Pemerintah berencana mengenakan cukai pada produk minuman berkarbonasi atau bersoda yang menggunakan pemanis untuk meningkatkan penerimaan negara dan untuk mencegah dampak negatif dari konsumsi berlebihan produk tersebut.

Pada Selasa (11/12) lalu, Pelaksana Tugas Kepala Badan Kebijakan Fiskal Kementerian Keuangan, Bambang Brodjonegoro, mengungkapkan bahwa pengenaan cukai ini didasari oleh Undang -undang No 39 Tahun 2007 tentang Cukai.

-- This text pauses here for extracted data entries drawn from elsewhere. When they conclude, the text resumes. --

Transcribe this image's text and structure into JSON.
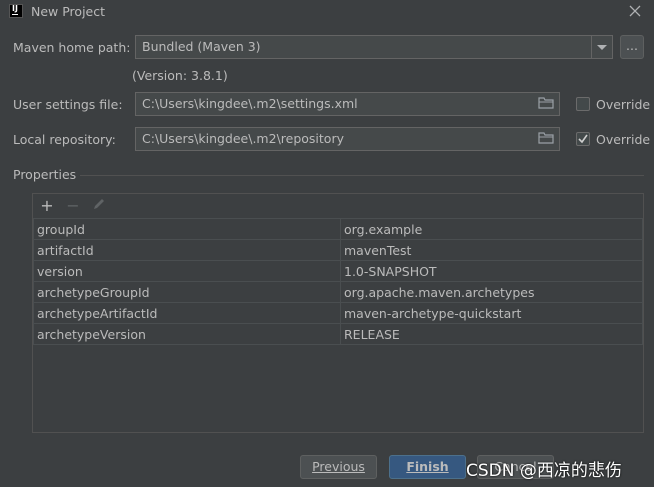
{
  "window": {
    "title": "New Project"
  },
  "maven_home": {
    "label": "Maven home path:",
    "value": "Bundled (Maven 3)",
    "browse_label": "...",
    "version": "(Version: 3.8.1)"
  },
  "user_settings": {
    "label": "User settings file:",
    "value": "C:\\Users\\kingdee\\.m2\\settings.xml",
    "override_label": "Override",
    "override_checked": false
  },
  "local_repo": {
    "label": "Local repository:",
    "value": "C:\\Users\\kingdee\\.m2\\repository",
    "override_label": "Override",
    "override_checked": true
  },
  "properties": {
    "section_label": "Properties",
    "toolbar": {
      "add": "+",
      "remove": "−"
    },
    "rows": [
      {
        "key": "groupId",
        "value": "org.example"
      },
      {
        "key": "artifactId",
        "value": "mavenTest"
      },
      {
        "key": "version",
        "value": "1.0-SNAPSHOT"
      },
      {
        "key": "archetypeGroupId",
        "value": "org.apache.maven.archetypes"
      },
      {
        "key": "archetypeArtifactId",
        "value": "maven-archetype-quickstart"
      },
      {
        "key": "archetypeVersion",
        "value": "RELEASE"
      }
    ]
  },
  "buttons": {
    "previous": "Previous",
    "finish": "Finish",
    "cancel": "Cancel"
  },
  "watermark": "CSDN @西凉的悲伤",
  "colors": {
    "background": "#3c3f41",
    "field": "#45494a",
    "primary": "#365880",
    "text": "#bbbbbb"
  }
}
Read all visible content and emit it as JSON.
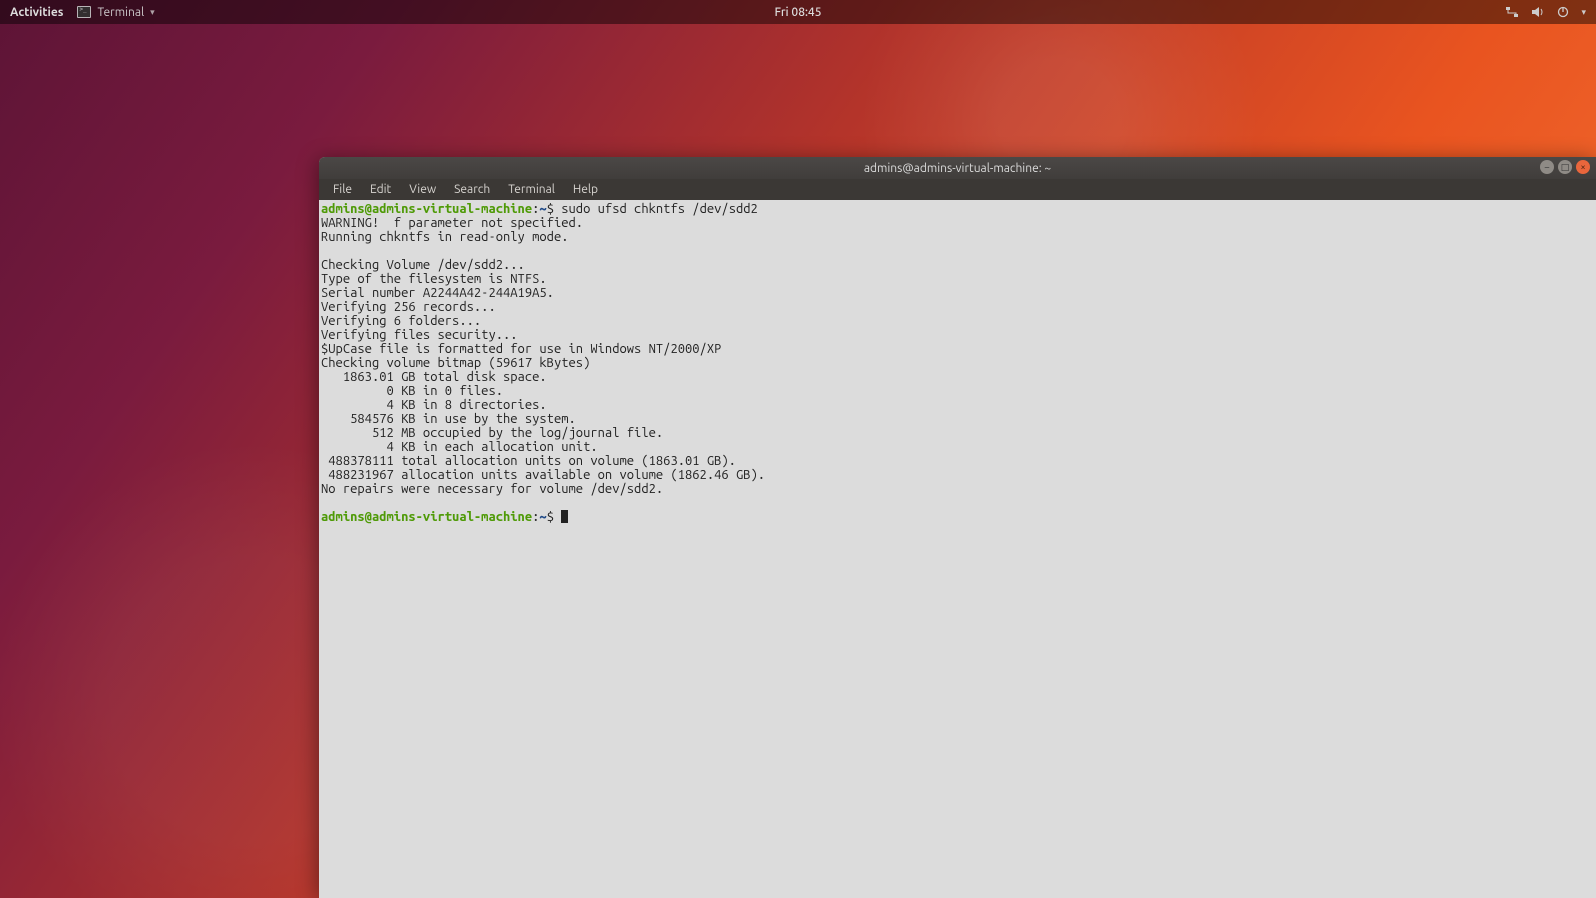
{
  "top_panel": {
    "activities": "Activities",
    "app_name": "Terminal",
    "clock": "Fri 08:45",
    "tray": {
      "network_icon": "network-wired-icon",
      "sound_icon": "sound-icon",
      "power_icon": "power-icon",
      "dropdown_icon": "dropdown-caret-icon"
    }
  },
  "window": {
    "title": "admins@admins-virtual-machine: ~",
    "controls": {
      "min": "–",
      "max": "□",
      "close": "×"
    },
    "menu": {
      "file": "File",
      "edit": "Edit",
      "view": "View",
      "search": "Search",
      "terminal": "Terminal",
      "help": "Help"
    }
  },
  "terminal": {
    "prompt_user": "admins@admins-virtual-machine",
    "prompt_sep": ":",
    "prompt_path": "~",
    "prompt_end": "$ ",
    "command": "sudo ufsd chkntfs /dev/sdd2",
    "lines": [
      "WARNING!  f parameter not specified.",
      "Running chkntfs in read-only mode.",
      "",
      "Checking Volume /dev/sdd2...",
      "Type of the filesystem is NTFS.",
      "Serial number A2244A42-244A19A5.",
      "Verifying 256 records...",
      "Verifying 6 folders...",
      "Verifying files security...",
      "$UpCase file is formatted for use in Windows NT/2000/XP",
      "Checking volume bitmap (59617 kBytes)",
      "   1863.01 GB total disk space.",
      "         0 KB in 0 files.",
      "         4 KB in 8 directories.",
      "    584576 KB in use by the system.",
      "       512 MB occupied by the log/journal file.",
      "         4 KB in each allocation unit.",
      " 488378111 total allocation units on volume (1863.01 GB).",
      " 488231967 allocation units available on volume (1862.46 GB).",
      "No repairs were necessary for volume /dev/sdd2."
    ]
  }
}
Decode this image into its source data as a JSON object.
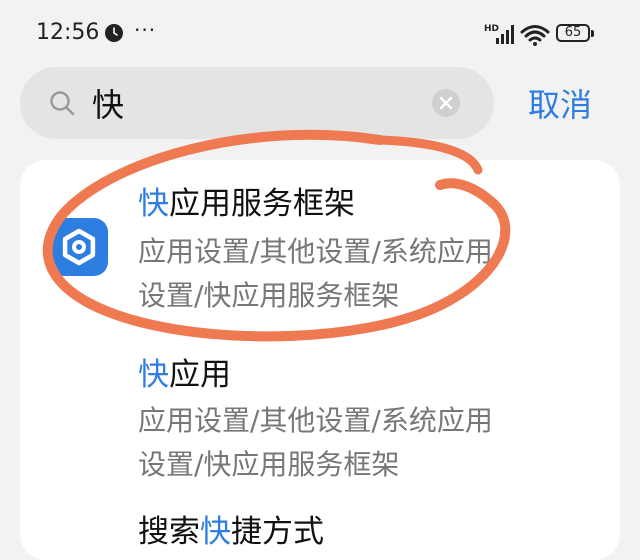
{
  "status_bar": {
    "time": "12:56",
    "more": "···",
    "network": "HD",
    "battery": "65"
  },
  "search": {
    "query": "快",
    "cancel_label": "取消"
  },
  "results": [
    {
      "title_highlight": "快",
      "title_rest": "应用服务框架",
      "path_line1": "应用设置/其他设置/系统应用",
      "path_line2": "设置/快应用服务框架",
      "icon": "hexagon-settings-icon",
      "icon_color": "#2e7de0"
    },
    {
      "title_highlight": "快",
      "title_rest": "应用",
      "path_line1": "应用设置/其他设置/系统应用",
      "path_line2": "设置/快应用服务框架"
    },
    {
      "title_pre": "搜索",
      "title_highlight": "快",
      "title_rest": "捷方式"
    }
  ],
  "colors": {
    "accent": "#2f7de1",
    "annotation": "#ef7a52"
  }
}
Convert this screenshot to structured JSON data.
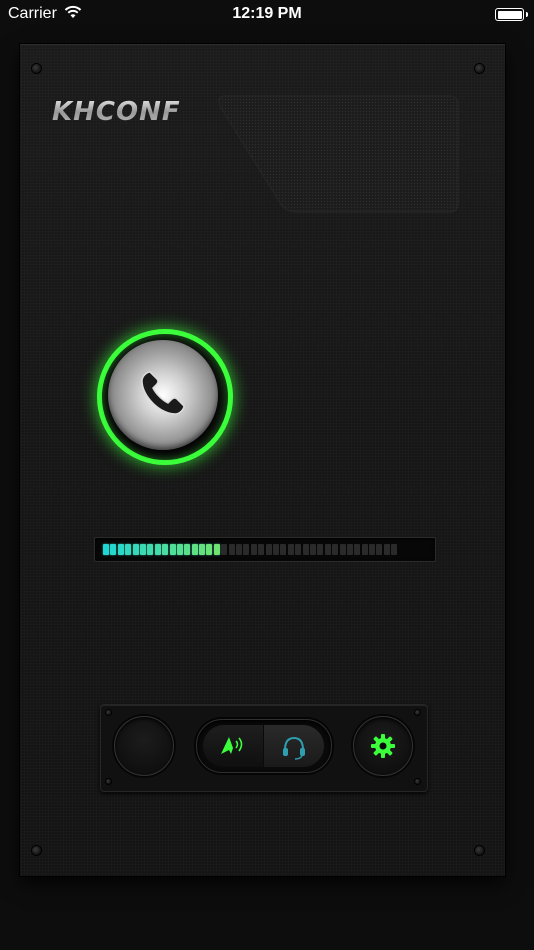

Dalam UU tersebut, ada beberapa aspek yang menjadi pertimbangan pemerintah. Antara lain, mengendalikan konsumsi masyarakat, pemakaian berlebihan dapat berdampak negatif bagi masyarakat dan lingkungan hidup.

"Perlu pembebanan pungutan negara demi keadilan dan keseimbangan," ujar Bambang di Gedung DPR, Jakarta.

Menurut Bambang, telah menyiapkan lima pos tarif yang akan diterapkan nantinya jika kebijakan itu disepakati.

Besaran tarif tersebut yaitu sekitar Rp1.000 per liter dengan potensi penerimaan sebesar Rp800 miliar, Rp2.000 potensinya Rp1,58 triliun, Rp3.000 potensinya Rp2,37 triliun, Rp4.000 potensinya Rp3,16 triliun, dan Rp5.000 dengan potensi penerimaan sebesar Rp3,95 triliun.

Bambang menegaskan, kebijakan ini masih dalam tahapan usulan kepada DPR. Jika disepakati, pembahasan akan naik ketahap rancangan peraturan pemerintah dan kemudian akan dibahas kembali oleh DPR. (dbs) 

Comments
Related Posts Plugin for WordPress, Blogger...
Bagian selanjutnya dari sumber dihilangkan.